Manuel Meirinho defende uma "lei mais permissiva na angariação de fundos", que permita aos candidatos terem relações mais abertas, "com formas de controlo da regularidade e legalidade, como no modelo americano", evitando assim que consolidem a sua "dependência" do Estado. O ex-deputado rejeita a ideia de que é o financiamento público que assegura um menor financiamento ilícito pelos partidos, até porque há uma dimensão social, "que se traduz em apoios imateriais", podendo ficar fora das contas.

Paulo Morais, vice-presidente da Associação Cívica Transparência e Integridade (TIAC) e director do Instituto de Estudos Eleitorais da Universidade Lusófona do Porto, coloca a questão de outra forma, ao explicar que parece não existir uma relação directa entre o aumento da subvenção estatal e a queda da angariação de fundos por parte dos partidos, "até porque parte do financiamento das campanhas é feito em dinheiro vivo (notas)".

Na avaliação que faz, o próprio aumento da subvenção não constitui por si só um problema. "É preferível que o financiamento seja público, limitado e transparente, em vez de privado, secreto e quase ilimitado", afirma. Mas se o sistema americano, de divulgação pública da lista de contribuintes e dos valores doados para as campanhas, tem algumas virtudes, Paulo Morais acredita que pode não ser a solução para Portugal, onde o peso do Estado na economia é incomparável. "Em Portugal, com a capacidade que os actores do Estado têm de definir quem pode fazer negócios, o financiamento de campanhas é um mecanismo preferencial de tráfico de influências", diz.

Paulo Morais está convicto de que o actual modelo de financiamento beneficia todos os intervenientes.
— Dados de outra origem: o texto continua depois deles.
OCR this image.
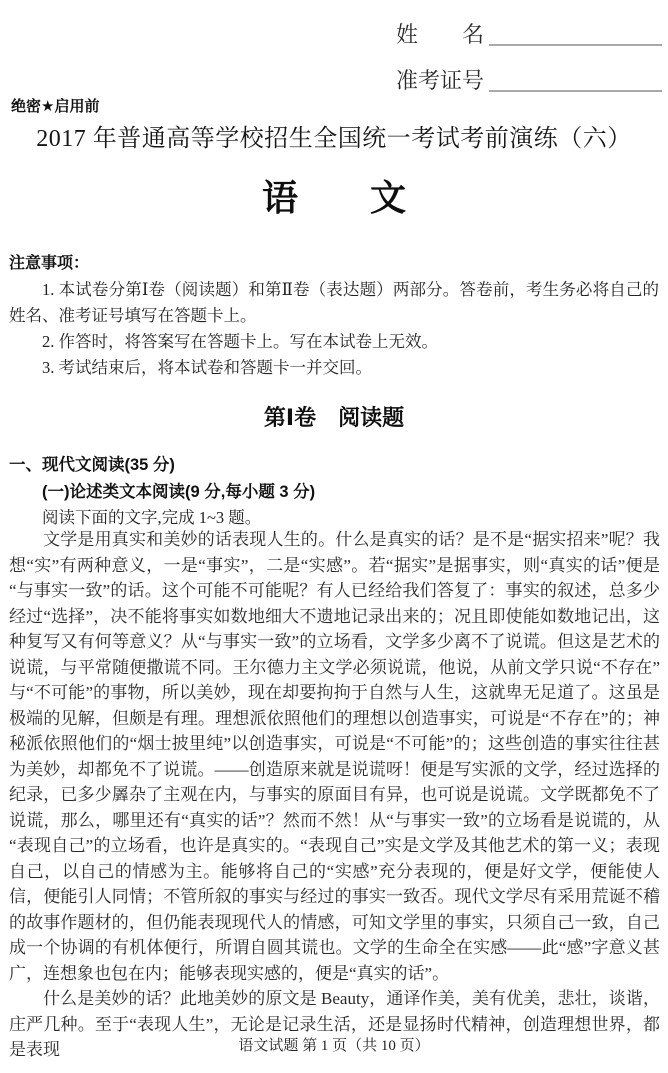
姓　　名
准考证号
绝密★启用前
2017 年普通高等学校招生全国统一考试考前演练（六）
语　　文
注意事项：

1. 本试卷分第Ⅰ卷（阅读题）和第Ⅱ卷（表达题）两部分。答卷前，考生务必将自己的姓名、准考证号填写在答题卡上。

2. 作答时，将答案写在答题卡上。写在本试卷上无效。

3. 考试结束后，将本试卷和答题卡一并交回。

第Ⅰ卷　阅读题
一、现代文阅读(35 分)
(一)论述类文本阅读(9 分,每小题 3 分)
阅读下面的文字,完成 1~3 题。

文学是用真实和美妙的话表现人生的。什么是真实的话？是不是“据实招来”呢？我想“实”有两种意义，一是“事实”，二是“实感”。若“据实”是据事实，则“真实的话”便是“与事实一致”的话。这个可能不可能呢？有人已经给我们答复了：事实的叙述，总多少经过“选择”，决不能将事实如数地细大不遗地记录出来的；况且即使能如数地记出，这种复写又有何等意义？从“与事实一致”的立场看，文学多少离不了说谎。但这是艺术的说谎，与平常随便撒谎不同。王尔德力主文学必须说谎，他说，从前文学只说“不存在”与“不可能”的事物，所以美妙，现在却要拘拘于自然与人生，这就卑无足道了。这虽是极端的见解，但颇是有理。理想派依照他们的理想以创造事实，可说是“不存在”的；神秘派依照他们的“烟士披里纯”以创造事实，可说是“不可能”的；这些创造的事实往往甚为美妙，却都免不了说谎。——创造原来就是说谎呀！便是写实派的文学，经过选择的纪录，已多少羼杂了主观在内，与事实的原面目有异，也可说是说谎。文学既都免不了说谎，那么，哪里还有“真实的话”？然而不然！从“与事实一致”的立场看是说谎的，从“表现自己”的立场看，也许是真实的。“表现自己”实是文学及其他艺术的第一义；表现自己，以自己的情感为主。能够将自己的“实感”充分表现的，便是好文学，便能使人信，便能引人同情；不管所叙的事实与经过的事实一致否。现代文学尽有采用荒诞不稽的故事作题材的，但仍能表现现代人的情感，可知文学里的事实，只须自己一致，自己成一个协调的有机体便行，所谓自圆其谎也。文学的生命全在实感——此“感”字意义甚广，连想象也包在内；能够表现实感的，便是“真实的话”。

什么是美妙的话？此地美妙的原文是 Beauty，通译作美，美有优美，悲壮，谈谐，庄严几种。至于“表现人生”，无论是记录生活，还是显扬时代精神，创造理想世界，都是表现	语文试题 第 1 页（共 10 页）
E descreve uma teia em que entram partidos que "não têm limitações nos gastos", "angariadores que arrecadam comissões obscenas", e "financiadores", os que "mais ganham", já que os seus contributos "garantem favores do Estado", sob a forma, por exemplo, "de obras públicas e licenciamento de obras ilegais". O vice-presidente da TIAC traça um cenário negro em que os angariadores de donativos retêm, em média, 40% do montante e entregam o restante aos partidos, "que depois o gastam de forma ilimitada, indiscriminada e sem documentos que atestem as despesas".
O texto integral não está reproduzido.